Tuesday, May 24, 2011

The Fab Four, Live at St. George Theatre, Staten Island, NY (May 21 2011)

(Guest Review by Madeline Bocaro)Having always been cynical about Beatles cover bands, I was initiated with a free ticket to see the amazing Fab Faux at their 10th anniversary concert at Radio City in 2008, and was blown away. Once again a ticket came my way, this time for The Fab Four.

Comparing the Four to the Faux is like comparing apples to apple pie, but the 4-piece Fab Four had one thing that the Faux in their orchestral numbers lacked…Ed Sullivan! Old Ed introduced the band, looking exactly as he did on February 9, 1964. His corny jokes, exaggerated hunch and wave were classic! Ed read aloud the telegram from Elvis and The Colonel to ‘the boys’ and exclaimed, ‘they are all fine youngsters’.
I was disappointed when the Fabs emerged in Sgt. Pepper garb, lamenting that Ed’s cameos would be no more. However, to my delight, Ed continued to appear throughout the show, at utterly inappropriate times, joking and revving up the crowd! I loved his Richard Nixon impression! The Fabs’ costume changes - Nehru suits to Pepper uniforms, to Abbey Road album cover attire were timeless (John’s white suit recently sold at auction for $46,000 in January, 2011) - but gray-suited Ed was a surreal and hilarious apparition. He reminded me of the Ramones’ Pinhead mascot!
I now realize that a Beatles cover band – especially a touring one, cannot be too bad. The fans obsessively scrutinize every subtle nuance, so these bands must be technically and historically correct. The Fab Four were loyal to the original sounds. In one more comparison to the Faux, the Four used synthesizers to achieve orchestral sounds, whereas The Faux employ a real orchestra and exact instruments. However, the Four were all the more impressive due to their limitations.
The ‘Penny Lane’ piccolo trumpet solo (R.I.P. David Mason, who passed away last month at age 85) was very good, as was the orchestral ascending scale rave-up on ‘A Day In The Life’. They adequately achieved John’s distorted varispeed vocals and loopy sounds on ‘Strawberry Fields Forever’.
The background archival films of screaming fans and vintage Liverpool footage upped the nostalgia. The guys took it further, mimicking the Beatles’ cheeky banter. It was amusing at first, but Paul’s corny, relentless lines (‘Clap those hands!’) and lame jokes became extremely annoying. Of course, the guy was just doing his job. He can’t help it if Paul is corny and annoying (Obviously NOT my favourite Beatle!)
‘George’ (who really hailed from Liverpool) was a bit too friendly, but his Gretch sounded glorious. ‘Ringo’ was great, but obviously not as effortless and cool as the original with his perfect hits and symphonic fills. 
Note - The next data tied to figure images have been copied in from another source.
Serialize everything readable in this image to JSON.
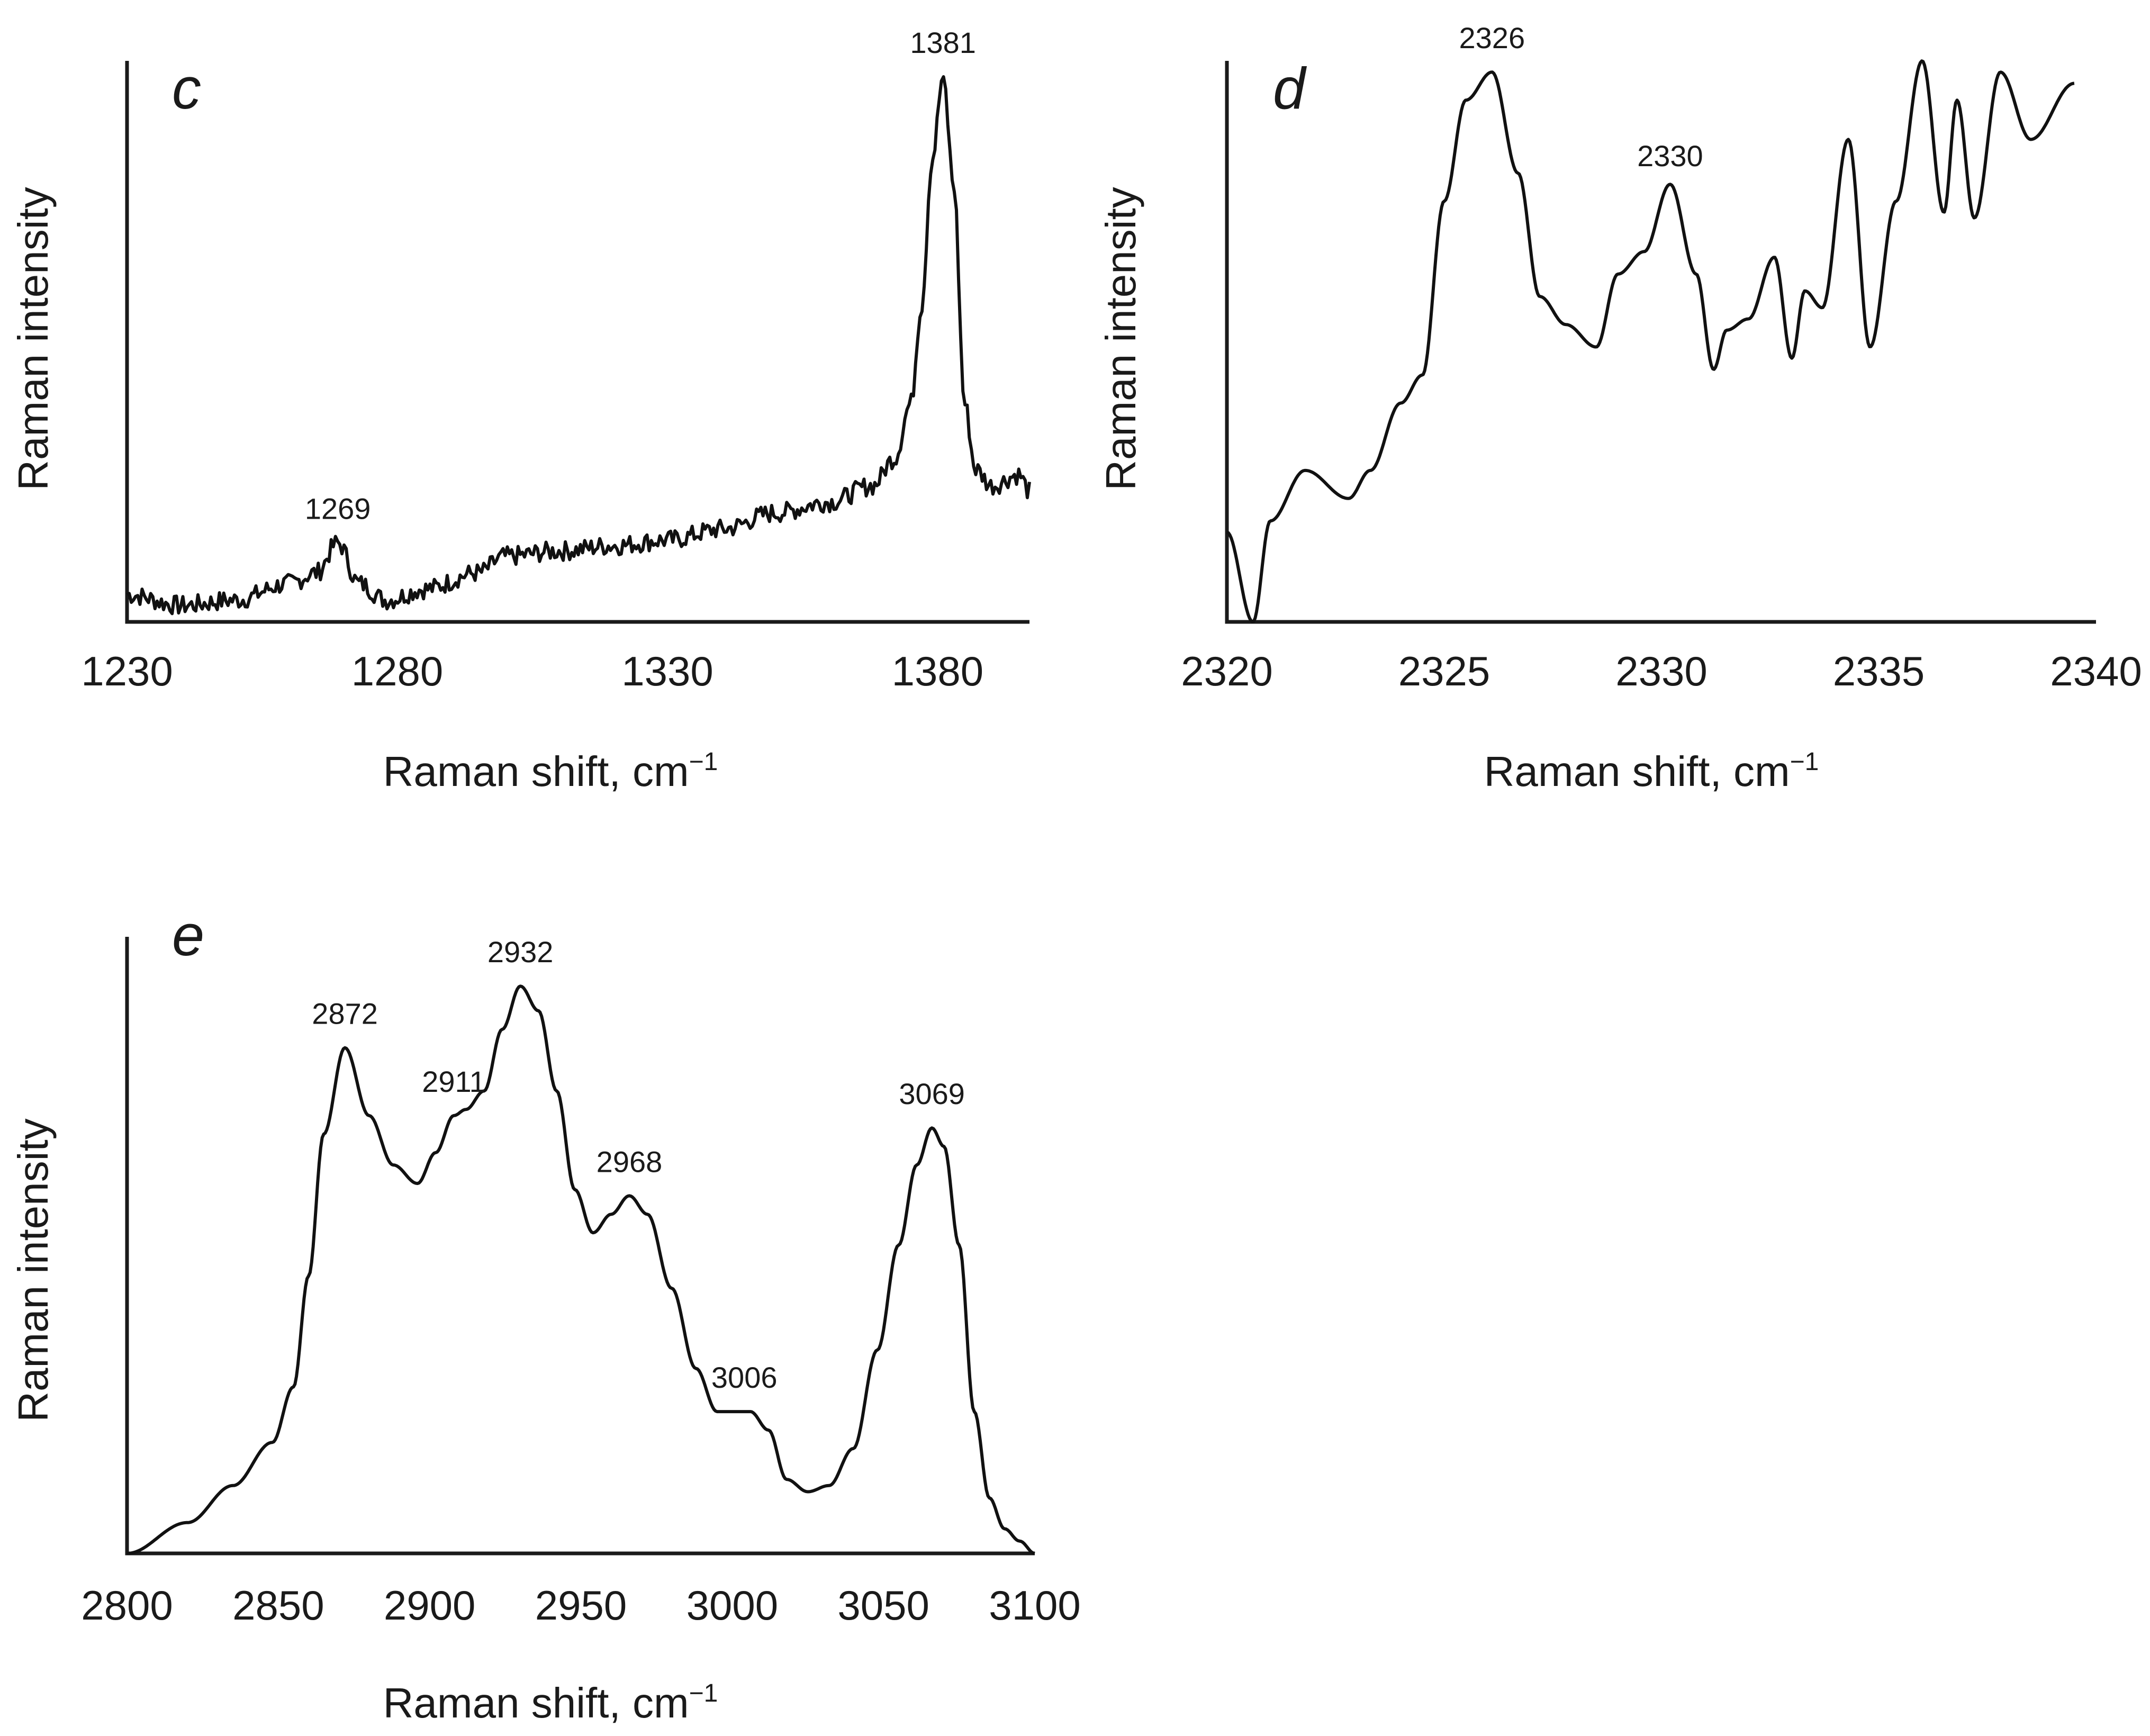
{
  "chart_data": [
    {
      "panel": "c",
      "type": "line",
      "title": "",
      "xlabel": "Raman shift, cm",
      "xlabel_superscript": "−1",
      "ylabel": "Raman intensity",
      "xlim": [
        1230,
        1397
      ],
      "ylim": [
        0,
        1
      ],
      "xticks": [
        1230,
        1280,
        1330,
        1380
      ],
      "xtick_labels": [
        "1230",
        "1280",
        "1330",
        "1380"
      ],
      "grid": false,
      "noise_amplitude": 0.018,
      "annotations": [
        {
          "label": "1269",
          "x": 1269,
          "y": 0.145
        },
        {
          "label": "1381",
          "x": 1381,
          "y": 1.0
        }
      ],
      "series": [
        {
          "name": "spectrum",
          "x": [
            1230,
            1240,
            1250,
            1260,
            1265,
            1269,
            1273,
            1278,
            1285,
            1295,
            1300,
            1310,
            1320,
            1330,
            1340,
            1350,
            1360,
            1368,
            1372,
            1375,
            1377,
            1379,
            1381,
            1383,
            1385,
            1387,
            1390,
            1395,
            1397
          ],
          "values": [
            0.05,
            0.03,
            0.04,
            0.07,
            0.09,
            0.145,
            0.07,
            0.04,
            0.06,
            0.09,
            0.12,
            0.13,
            0.14,
            0.15,
            0.17,
            0.2,
            0.22,
            0.25,
            0.3,
            0.4,
            0.58,
            0.85,
            1.0,
            0.8,
            0.4,
            0.28,
            0.25,
            0.27,
            0.24
          ]
        }
      ]
    },
    {
      "panel": "d",
      "type": "line",
      "title": "",
      "xlabel": "Raman shift, cm",
      "xlabel_superscript": "−1",
      "ylabel": "Raman intensity",
      "xlim": [
        2320,
        2340
      ],
      "ylim": [
        0,
        1
      ],
      "xticks": [
        2320,
        2325,
        2330,
        2335,
        2340
      ],
      "xtick_labels": [
        "2320",
        "2325",
        "2330",
        "2335",
        "2340"
      ],
      "grid": false,
      "annotations": [
        {
          "label": "2326",
          "x": 2326.1,
          "y": 0.98
        },
        {
          "label": "2330",
          "x": 2330.2,
          "y": 0.77
        }
      ],
      "series": [
        {
          "name": "spectrum",
          "x": [
            2320,
            2320.6,
            2321,
            2321.8,
            2322.8,
            2323.3,
            2324,
            2324.5,
            2325,
            2325.5,
            2326.1,
            2326.7,
            2327.2,
            2327.8,
            2328.5,
            2329,
            2329.6,
            2330.2,
            2330.8,
            2331.2,
            2331.5,
            2332,
            2332.6,
            2333,
            2333.3,
            2333.7,
            2334.3,
            2334.8,
            2335.4,
            2336,
            2336.5,
            2336.8,
            2337.2,
            2337.8,
            2338.5,
            2339.5
          ],
          "values": [
            0.16,
            0.0,
            0.18,
            0.27,
            0.22,
            0.27,
            0.39,
            0.44,
            0.75,
            0.93,
            0.98,
            0.8,
            0.58,
            0.53,
            0.49,
            0.62,
            0.66,
            0.78,
            0.62,
            0.45,
            0.52,
            0.54,
            0.65,
            0.47,
            0.59,
            0.56,
            0.86,
            0.49,
            0.75,
            1.0,
            0.73,
            0.93,
            0.72,
            0.98,
            0.86,
            0.96
          ]
        }
      ]
    },
    {
      "panel": "e",
      "type": "line",
      "title": "",
      "xlabel": "Raman shift, cm",
      "xlabel_superscript": "−1",
      "ylabel": "Raman intensity",
      "xlim": [
        2800,
        3100
      ],
      "ylim": [
        0,
        1
      ],
      "xticks": [
        2800,
        2850,
        2900,
        2950,
        3000,
        3050,
        3100
      ],
      "xtick_labels": [
        "2800",
        "2850",
        "2900",
        "2950",
        "3000",
        "3050",
        "3100"
      ],
      "grid": false,
      "annotations": [
        {
          "label": "2872",
          "x": 2872,
          "y": 0.82
        },
        {
          "label": "2911",
          "x": 2908,
          "y": 0.71
        },
        {
          "label": "2932",
          "x": 2930,
          "y": 0.92
        },
        {
          "label": "2968",
          "x": 2966,
          "y": 0.58
        },
        {
          "label": "3006",
          "x": 3004,
          "y": 0.23
        },
        {
          "label": "3069",
          "x": 3066,
          "y": 0.69
        }
      ],
      "series": [
        {
          "name": "spectrum",
          "x": [
            2800,
            2820,
            2835,
            2848,
            2855,
            2860,
            2865,
            2872,
            2880,
            2888,
            2896,
            2902,
            2908,
            2912,
            2918,
            2924,
            2930,
            2936,
            2942,
            2948,
            2954,
            2960,
            2966,
            2972,
            2980,
            2988,
            2995,
            3000,
            3006,
            3012,
            3018,
            3025,
            3032,
            3040,
            3048,
            3055,
            3061,
            3066,
            3070,
            3075,
            3080,
            3085,
            3090,
            3095,
            3100
          ],
          "values": [
            0.0,
            0.05,
            0.11,
            0.18,
            0.27,
            0.45,
            0.68,
            0.82,
            0.71,
            0.63,
            0.6,
            0.65,
            0.71,
            0.72,
            0.75,
            0.85,
            0.92,
            0.88,
            0.75,
            0.59,
            0.52,
            0.55,
            0.58,
            0.55,
            0.43,
            0.3,
            0.23,
            0.23,
            0.23,
            0.2,
            0.12,
            0.1,
            0.11,
            0.17,
            0.33,
            0.5,
            0.63,
            0.69,
            0.66,
            0.5,
            0.23,
            0.09,
            0.04,
            0.02,
            0.0
          ]
        }
      ]
    }
  ]
}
‘John’ was incredible. His voice, mannerisms and multi-tasking on several instruments simultaneously were remarkable. A beautiful spoken tribute and chilling version of ‘Imagine’ was a nice touch.

The creepy old ornate St. George Theatre resembled a place that the Beatles would have actually played, so that was quite eerie. The show was a much better alternative than the end of the world, which was scheduled for that very evening. So there’s a nice compliment for the Fab Four!